No one knows when the great Universities were founded, or precisely out of what schools they grew; and you may derive amusement from the historians when they start to explain how Oxford and Cambridge in particular came to be chosen for sites. My own conjecture, that they were chosen for the extraordinary salubrity of their climates, has met (I regret to say) with derision, and may be set down to the caprice of one who ever inclines to think the weather good where he is happy. Our own learned historian, indeed—Mr J. Bass Mullinger—devotes some closely reasoned pages to proving that Cambridge was chosen as the unlikeliest spot in the world, and is driven to quote the learned Poggio's opinion that the unhealthiness of a locality recommended it as a place of education for youth; as Plato, knowing naught of Christianity, but gifted with a soul naturally Christian, 'had selected a noisome spot for his Academe, in order that the mind might be strengthened by the weakness of the body.' So difficult still it is for the modern mind to interpret the mediaeval!
Most likely these Universities grew as a tree grows from a seed blown by chance of the wind. It seems easy enough to understand why Paris, that great city, should have possessed a great University; yet I surmise the processes at Oxford and Cambridge to have been only a little less fortuitous. The schools of Remigius and of William of Champeaux (we will say) have given Paris a certain prestige, when Abelard, a pupil of William's, springs into fame and draws a horde of students from all over Europe to sit at his feet. These 'nations' of young men have to be organised, brought under some sort of discipline, if only to make the citizens' lives endurable: and lo! the thing is done. In like manner Irnerius at Bologna, Vacarius at Oxford, and at Cambridge some innominate teacher, 'of importance,' as Browning would put it, 'in his day,' possibly set the ball rolling; or again it is suggested that a body of scholars dissatisfied with Oxford (such dissatisfaction has been known even in historical times) migrated hither—a laborious journey, even nowadays—and that so
A brighter Hellas rears its mountains
From waves serener far!
These young or nascent bodies had a trick of breaking away after this fashion. For reasons no longer obvious they hankered specially towards Stamford or Northampton. Until quite recently, within living memory, all candidates for a Mastership of Arts at Oxford had to promise never to lecture at Stamford. A flood here in 1520, which swept away Garret Hostel Bridge, put Cambridge in like mind and started a prophecy (to which you may find allusion in the fourth book of "The Faerie Queene") that both Universities would meet in the end, and kiss, at Stamford. Each in turn broke away for Northampton, and the worthy Fuller (a Northamptonshire man) has recorded his wonder that so eligible a spot was not finally chosen.
I have mentioned a flood: but the immediate causes of the migrations or attempted migrations were not usually respectable enough to rank with any such act of God.
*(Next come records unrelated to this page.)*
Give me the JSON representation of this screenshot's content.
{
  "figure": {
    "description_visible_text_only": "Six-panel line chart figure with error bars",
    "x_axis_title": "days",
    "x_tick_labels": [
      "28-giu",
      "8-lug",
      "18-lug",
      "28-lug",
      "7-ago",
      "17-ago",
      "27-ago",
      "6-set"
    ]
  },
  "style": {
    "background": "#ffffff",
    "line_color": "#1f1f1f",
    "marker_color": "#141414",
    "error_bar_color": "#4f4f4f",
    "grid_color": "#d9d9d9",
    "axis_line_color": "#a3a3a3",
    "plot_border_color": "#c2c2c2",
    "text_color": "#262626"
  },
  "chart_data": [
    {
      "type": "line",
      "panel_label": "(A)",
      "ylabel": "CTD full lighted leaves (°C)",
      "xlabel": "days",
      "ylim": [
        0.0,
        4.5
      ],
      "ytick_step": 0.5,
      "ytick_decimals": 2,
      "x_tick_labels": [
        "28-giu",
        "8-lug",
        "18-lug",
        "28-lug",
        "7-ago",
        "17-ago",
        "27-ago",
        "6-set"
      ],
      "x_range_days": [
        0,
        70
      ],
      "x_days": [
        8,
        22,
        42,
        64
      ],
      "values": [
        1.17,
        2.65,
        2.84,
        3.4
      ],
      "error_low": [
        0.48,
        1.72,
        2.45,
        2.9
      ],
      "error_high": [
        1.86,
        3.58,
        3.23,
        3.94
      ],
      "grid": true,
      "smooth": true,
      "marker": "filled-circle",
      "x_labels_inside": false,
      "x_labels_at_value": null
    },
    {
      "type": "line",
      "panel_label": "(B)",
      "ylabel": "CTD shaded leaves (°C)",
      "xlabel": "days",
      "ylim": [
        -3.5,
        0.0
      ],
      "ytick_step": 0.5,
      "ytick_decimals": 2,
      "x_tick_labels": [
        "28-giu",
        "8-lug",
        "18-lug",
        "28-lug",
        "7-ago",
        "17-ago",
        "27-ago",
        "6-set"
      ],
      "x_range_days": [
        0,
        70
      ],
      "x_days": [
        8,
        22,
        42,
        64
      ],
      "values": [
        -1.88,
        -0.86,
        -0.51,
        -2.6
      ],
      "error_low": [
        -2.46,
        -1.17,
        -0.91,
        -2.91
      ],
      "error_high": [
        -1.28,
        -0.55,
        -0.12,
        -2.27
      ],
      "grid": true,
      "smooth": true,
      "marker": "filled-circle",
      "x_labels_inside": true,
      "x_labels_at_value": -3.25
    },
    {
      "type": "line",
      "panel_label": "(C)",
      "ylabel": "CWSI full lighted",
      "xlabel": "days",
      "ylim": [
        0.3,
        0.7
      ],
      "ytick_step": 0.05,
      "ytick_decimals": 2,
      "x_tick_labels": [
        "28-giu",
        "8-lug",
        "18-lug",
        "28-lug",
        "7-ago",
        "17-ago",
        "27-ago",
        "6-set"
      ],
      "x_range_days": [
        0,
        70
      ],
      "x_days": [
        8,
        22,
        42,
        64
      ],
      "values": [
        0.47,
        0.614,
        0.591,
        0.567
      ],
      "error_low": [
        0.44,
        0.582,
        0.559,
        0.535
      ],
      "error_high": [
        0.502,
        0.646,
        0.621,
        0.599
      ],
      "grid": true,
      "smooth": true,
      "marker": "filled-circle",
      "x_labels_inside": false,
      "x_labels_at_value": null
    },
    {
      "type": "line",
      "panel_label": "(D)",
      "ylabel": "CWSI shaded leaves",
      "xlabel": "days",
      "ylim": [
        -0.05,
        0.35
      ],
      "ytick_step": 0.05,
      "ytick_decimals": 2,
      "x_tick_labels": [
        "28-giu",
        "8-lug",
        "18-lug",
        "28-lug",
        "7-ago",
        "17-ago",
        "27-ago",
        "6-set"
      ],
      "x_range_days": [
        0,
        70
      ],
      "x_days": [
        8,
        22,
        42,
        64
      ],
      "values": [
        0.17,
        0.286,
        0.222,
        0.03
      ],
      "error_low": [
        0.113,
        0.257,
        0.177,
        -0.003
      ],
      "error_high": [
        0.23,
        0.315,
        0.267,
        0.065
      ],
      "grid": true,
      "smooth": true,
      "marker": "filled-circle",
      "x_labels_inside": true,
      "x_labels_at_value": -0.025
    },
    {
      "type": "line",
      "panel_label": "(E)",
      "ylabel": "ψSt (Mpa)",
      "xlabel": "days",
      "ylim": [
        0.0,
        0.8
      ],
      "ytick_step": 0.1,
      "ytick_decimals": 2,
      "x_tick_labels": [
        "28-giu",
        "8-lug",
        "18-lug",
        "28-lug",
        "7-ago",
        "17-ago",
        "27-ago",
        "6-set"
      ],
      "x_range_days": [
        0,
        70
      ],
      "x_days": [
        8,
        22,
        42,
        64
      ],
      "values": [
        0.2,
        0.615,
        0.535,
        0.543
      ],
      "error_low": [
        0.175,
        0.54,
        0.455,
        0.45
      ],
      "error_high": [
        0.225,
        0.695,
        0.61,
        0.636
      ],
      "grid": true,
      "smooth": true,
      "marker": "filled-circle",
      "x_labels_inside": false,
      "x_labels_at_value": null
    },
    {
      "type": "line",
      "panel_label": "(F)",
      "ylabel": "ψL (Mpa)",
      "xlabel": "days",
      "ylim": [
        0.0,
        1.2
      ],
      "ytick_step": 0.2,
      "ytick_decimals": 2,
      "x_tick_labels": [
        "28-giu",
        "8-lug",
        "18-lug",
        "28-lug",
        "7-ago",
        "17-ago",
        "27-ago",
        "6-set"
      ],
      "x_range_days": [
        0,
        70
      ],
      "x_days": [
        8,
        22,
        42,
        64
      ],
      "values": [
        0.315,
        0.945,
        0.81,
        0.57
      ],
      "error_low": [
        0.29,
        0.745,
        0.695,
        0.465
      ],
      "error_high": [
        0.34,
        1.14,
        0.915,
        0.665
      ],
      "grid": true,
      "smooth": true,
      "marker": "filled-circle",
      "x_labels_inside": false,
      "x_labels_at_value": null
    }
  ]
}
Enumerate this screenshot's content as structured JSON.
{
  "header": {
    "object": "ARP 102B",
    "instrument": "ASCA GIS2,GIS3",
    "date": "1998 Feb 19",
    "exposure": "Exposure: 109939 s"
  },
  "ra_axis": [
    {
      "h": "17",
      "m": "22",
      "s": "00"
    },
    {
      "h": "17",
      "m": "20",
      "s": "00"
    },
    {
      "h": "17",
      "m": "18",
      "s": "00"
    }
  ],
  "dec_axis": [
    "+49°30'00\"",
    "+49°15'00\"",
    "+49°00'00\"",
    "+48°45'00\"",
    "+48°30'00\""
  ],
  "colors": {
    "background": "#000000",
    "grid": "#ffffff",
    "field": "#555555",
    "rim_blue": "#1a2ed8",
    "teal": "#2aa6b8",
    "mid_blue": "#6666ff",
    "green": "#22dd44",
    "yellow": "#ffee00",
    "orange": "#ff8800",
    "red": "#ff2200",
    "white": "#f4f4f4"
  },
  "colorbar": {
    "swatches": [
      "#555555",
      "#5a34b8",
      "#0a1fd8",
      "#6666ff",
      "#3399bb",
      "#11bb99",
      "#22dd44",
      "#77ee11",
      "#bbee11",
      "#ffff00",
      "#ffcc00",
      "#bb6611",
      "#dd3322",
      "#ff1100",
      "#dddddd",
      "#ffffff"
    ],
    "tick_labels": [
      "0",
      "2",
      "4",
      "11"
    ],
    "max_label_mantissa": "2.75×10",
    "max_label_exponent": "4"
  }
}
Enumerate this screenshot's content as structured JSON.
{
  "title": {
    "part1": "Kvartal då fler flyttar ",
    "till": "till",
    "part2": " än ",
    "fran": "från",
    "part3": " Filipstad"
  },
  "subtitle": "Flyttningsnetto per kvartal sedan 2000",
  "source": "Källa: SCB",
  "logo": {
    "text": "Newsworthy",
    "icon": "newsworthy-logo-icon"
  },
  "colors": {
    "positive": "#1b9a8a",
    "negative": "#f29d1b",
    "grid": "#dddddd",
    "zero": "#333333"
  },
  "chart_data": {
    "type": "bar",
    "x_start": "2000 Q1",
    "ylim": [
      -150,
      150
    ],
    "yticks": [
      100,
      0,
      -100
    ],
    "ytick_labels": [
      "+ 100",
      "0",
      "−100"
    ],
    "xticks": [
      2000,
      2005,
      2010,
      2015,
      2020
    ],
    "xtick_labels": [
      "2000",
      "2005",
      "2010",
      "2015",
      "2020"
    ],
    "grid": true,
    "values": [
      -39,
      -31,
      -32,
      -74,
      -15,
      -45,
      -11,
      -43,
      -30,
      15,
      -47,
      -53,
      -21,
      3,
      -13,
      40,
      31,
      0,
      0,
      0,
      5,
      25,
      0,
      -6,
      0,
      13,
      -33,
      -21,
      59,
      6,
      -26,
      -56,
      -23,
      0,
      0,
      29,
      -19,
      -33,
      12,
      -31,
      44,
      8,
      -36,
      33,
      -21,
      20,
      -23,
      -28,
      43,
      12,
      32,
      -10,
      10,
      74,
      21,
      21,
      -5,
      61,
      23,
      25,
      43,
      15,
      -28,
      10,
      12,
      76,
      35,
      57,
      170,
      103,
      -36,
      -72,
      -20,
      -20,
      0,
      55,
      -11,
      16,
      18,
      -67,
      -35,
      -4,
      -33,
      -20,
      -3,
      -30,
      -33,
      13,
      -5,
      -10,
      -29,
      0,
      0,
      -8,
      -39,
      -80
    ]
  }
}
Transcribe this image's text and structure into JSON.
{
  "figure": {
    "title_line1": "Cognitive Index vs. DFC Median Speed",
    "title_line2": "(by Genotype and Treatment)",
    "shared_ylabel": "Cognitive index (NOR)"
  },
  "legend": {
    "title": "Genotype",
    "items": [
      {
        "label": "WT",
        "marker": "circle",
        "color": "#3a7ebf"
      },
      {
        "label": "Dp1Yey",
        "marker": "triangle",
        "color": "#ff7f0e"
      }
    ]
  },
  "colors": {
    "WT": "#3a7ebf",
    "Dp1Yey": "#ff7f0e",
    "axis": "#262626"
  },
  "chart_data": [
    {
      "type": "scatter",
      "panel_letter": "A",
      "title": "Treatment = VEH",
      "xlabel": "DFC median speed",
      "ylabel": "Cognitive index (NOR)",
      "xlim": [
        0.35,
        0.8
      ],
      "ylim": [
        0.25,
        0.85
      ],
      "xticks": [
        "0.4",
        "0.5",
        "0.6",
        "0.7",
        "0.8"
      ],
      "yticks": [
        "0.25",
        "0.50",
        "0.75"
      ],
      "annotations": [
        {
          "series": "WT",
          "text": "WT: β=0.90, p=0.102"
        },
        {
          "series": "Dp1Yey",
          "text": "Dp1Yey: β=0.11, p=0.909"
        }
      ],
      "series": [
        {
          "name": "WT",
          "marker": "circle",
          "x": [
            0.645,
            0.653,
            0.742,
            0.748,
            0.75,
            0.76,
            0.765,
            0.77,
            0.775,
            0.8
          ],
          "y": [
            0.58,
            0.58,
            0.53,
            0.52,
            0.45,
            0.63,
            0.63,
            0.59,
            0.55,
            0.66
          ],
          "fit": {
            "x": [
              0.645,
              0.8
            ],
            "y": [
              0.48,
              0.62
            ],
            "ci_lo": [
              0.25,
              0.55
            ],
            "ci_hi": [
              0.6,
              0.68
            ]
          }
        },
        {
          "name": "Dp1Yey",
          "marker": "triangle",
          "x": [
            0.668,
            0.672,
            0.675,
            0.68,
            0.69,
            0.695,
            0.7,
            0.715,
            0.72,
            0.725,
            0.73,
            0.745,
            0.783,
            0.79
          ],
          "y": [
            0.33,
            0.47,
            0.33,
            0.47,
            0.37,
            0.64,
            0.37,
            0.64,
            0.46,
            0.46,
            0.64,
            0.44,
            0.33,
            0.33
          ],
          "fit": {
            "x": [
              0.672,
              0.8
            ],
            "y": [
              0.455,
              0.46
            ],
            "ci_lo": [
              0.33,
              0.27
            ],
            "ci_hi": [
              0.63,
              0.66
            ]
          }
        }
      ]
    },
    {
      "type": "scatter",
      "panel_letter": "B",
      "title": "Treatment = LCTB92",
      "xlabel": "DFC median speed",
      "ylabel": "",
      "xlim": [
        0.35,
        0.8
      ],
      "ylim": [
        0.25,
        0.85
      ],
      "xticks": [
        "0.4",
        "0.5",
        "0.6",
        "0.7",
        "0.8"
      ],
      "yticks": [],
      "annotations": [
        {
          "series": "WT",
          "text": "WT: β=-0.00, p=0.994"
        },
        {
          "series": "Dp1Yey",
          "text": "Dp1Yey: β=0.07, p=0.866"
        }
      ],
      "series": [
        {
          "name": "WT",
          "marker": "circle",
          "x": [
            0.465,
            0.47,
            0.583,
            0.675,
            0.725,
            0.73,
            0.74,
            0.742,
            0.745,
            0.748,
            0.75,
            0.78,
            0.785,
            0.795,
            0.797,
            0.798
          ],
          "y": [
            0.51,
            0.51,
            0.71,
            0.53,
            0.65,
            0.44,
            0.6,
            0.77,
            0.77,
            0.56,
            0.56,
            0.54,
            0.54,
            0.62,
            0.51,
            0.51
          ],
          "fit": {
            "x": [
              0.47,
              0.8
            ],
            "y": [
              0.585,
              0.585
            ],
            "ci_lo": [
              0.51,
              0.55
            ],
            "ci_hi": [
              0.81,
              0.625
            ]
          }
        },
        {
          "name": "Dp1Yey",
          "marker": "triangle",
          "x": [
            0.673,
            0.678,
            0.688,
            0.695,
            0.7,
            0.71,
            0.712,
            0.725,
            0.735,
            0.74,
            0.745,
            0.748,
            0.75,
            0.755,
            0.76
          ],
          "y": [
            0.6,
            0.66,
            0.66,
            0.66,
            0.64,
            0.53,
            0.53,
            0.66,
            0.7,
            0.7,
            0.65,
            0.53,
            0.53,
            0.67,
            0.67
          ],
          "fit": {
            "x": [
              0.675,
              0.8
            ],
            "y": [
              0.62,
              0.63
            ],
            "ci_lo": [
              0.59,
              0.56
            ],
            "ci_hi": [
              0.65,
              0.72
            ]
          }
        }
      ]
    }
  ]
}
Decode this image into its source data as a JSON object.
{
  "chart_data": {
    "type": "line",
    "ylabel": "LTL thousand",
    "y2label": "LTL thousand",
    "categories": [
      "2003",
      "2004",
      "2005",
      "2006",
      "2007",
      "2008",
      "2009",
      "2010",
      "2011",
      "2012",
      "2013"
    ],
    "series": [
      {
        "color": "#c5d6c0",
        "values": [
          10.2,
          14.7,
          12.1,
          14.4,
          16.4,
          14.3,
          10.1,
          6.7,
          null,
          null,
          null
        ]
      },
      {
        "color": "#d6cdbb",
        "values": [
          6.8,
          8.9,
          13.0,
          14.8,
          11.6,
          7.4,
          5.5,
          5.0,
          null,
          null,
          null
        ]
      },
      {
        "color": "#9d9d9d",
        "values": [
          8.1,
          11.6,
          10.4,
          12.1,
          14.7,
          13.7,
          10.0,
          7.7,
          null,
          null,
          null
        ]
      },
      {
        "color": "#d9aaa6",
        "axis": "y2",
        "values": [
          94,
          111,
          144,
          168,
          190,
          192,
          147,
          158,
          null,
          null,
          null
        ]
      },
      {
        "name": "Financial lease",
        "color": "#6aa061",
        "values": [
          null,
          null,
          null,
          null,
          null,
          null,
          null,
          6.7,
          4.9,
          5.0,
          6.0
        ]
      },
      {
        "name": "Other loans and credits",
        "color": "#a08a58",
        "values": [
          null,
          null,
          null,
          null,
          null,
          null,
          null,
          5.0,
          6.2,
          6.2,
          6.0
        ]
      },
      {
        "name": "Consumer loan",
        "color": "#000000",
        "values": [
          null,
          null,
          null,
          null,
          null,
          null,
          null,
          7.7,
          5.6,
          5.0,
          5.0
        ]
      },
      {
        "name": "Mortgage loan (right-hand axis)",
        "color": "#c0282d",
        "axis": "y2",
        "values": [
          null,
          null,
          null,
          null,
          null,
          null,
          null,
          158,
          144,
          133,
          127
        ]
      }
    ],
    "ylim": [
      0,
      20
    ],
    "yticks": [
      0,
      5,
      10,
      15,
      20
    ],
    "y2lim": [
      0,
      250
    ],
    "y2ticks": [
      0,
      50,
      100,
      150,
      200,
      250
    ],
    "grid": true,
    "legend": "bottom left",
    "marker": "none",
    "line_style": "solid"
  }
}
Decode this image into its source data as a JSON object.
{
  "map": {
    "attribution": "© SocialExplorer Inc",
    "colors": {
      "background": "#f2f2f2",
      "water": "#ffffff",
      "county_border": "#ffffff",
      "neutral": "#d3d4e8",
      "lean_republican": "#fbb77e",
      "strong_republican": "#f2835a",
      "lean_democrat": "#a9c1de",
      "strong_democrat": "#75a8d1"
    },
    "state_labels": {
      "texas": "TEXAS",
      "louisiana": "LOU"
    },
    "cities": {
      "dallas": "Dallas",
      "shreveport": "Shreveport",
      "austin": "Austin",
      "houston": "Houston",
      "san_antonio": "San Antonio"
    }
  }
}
They started as a rule with some Town and Gown row, or some bloody affray between scholars of the North and of the South. Without diminishing your sense of the real fervour for learning which drew young men from the remotest parts of Europe to these centres, but having for my immediate object to make clear to you that, whatever these young men sought, it was not literature, I wish you first to have in your minds a vivid picture of what a University town was like, and what its students were like during the greater part of the 12th and 13th centuries; that is to say, after the first enthusiasm had died down, when Oxford or Cambridge had organised itself into a Studium Generale, or Universitas (which, of course, has nothing to do with Universality, whether of teaching or of frequenting, but simply means a Society. Universitas = all of us).